At first take, we want to excuse ourselves and explain our response. But it doesn’t take a great deal of thought to realise how patronising and condescending and perverse those reactions can be. How dare we qualify God’s Word where he does not! How dare we be ashamed of His wonderful, liberating, life-giving truth! How dare we think God needs us to apply make-up to Him to make Him acceptable to the world!
Jesus knew no such shame in his teaching. He knew that to accept Him and His Word in obedience led to true liberation and life in all its fullness:
‘To the Jews who had believed him, Jesus said, “If you hold to my teaching, you are really my disciples. Then you will know the truth, and the truth will set you free.”’ (John 8v31,32)
Yes, Christ’s word cut across popular cultural values and beliefs. Yes, Christ’s word caused great offence to the majority – just see how the conversation in John 8 plays out. And yet the right perspective to have on His Word, says Jesus, was as life-giving truth.
Of course, in the gospels, we see Jesus warning against the opposite reaction to His Word. To those tempted not to embrace Christ and His Word but to be embarrassed by Him and His Word, Jesus said this:
“If anyone is ashamed of me and my words in this adulterous and sinful generation, the Son of Man will be ashamed of them when he comes in his Father’s glory with the holy angels.” (Mark 8v38)
Notice how in both cases our reaction to Jesus and our reaction to His Word are one and the same reaction. Obvious really since Jesus and His Word are inseparable, indivisible.
Which leads us back to 1 Timothy 2 and the teaching concerning women’s ministry in the church. We need to work hard to properly understand the verses in question. You can read or listen to the sermon to see how well I did that. But should we conclude that the restrictions against women taking on the role of elder and preaching in public worship are permanent since they are based on timeless theological principles of order drawn from the Creation and Fall of humanity (as I argued for), then we should not be ashamed of such teaching. We should not see such teaching as fundamentally restrictive. It does cut across our culture. It does go against the grain of popularly held values and beliefs. It will cause offence to some. And yet Jesus would have us see His Word as fundamentally liberating, joyful and life-giving. It is a delight to live according to His Word; a delight to shape the life of our church around His Word. And, we might add with particular reference to 1 Tim 2, it is a joy and blessing and liberation for men and women alike.
Notice I do not say that we should not see such teaching as restrictive. It is restrictive. In 1 Tim 2, the Apostle Paul does present and defend certain restrictions. But to view the passage as fundamentally restrictive, is to misunderstand the nature of God’s Word. Though He calls us out of disobedience into obedience, such obedience to Him and His Word is fundamentally liberating. To live in obedience to Christ in life and in the church is to live a life of wonderful blessing.

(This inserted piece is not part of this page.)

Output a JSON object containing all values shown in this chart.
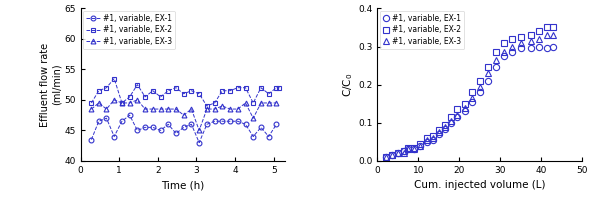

That balance of recognising at one and the same time the restrictiveness of God’s Word and yet its fundamentally liberating function is captured by the Apostle Paul in Romans 6 where he repeatedly uses the term ‘slave’:
‘But thanks be to God that, though you used to be slaves to sin, you have come to obey from your heart the pattern of teaching that has now claimed your allegiance. You have been set free from sin and have become slaves to righteousness.
I am using an example from everyday life because of your human limitations. Just as you used to offer yourselves as slaves to impurity and to ever-increasing wickedness, so now offer yourselves as slaves to righteousness leading to holiness… But now that you have been set free from sin and have become slaves of God, the benefit you reap leads to holiness, and the result is eternal life. For the wages of sin is death, but the gift of God is eternal life in Christ Jesus our Lord.’ (Rom 6v17-22)
Oh to experience more of the joyful, liberating slavery to God of which Paul writes!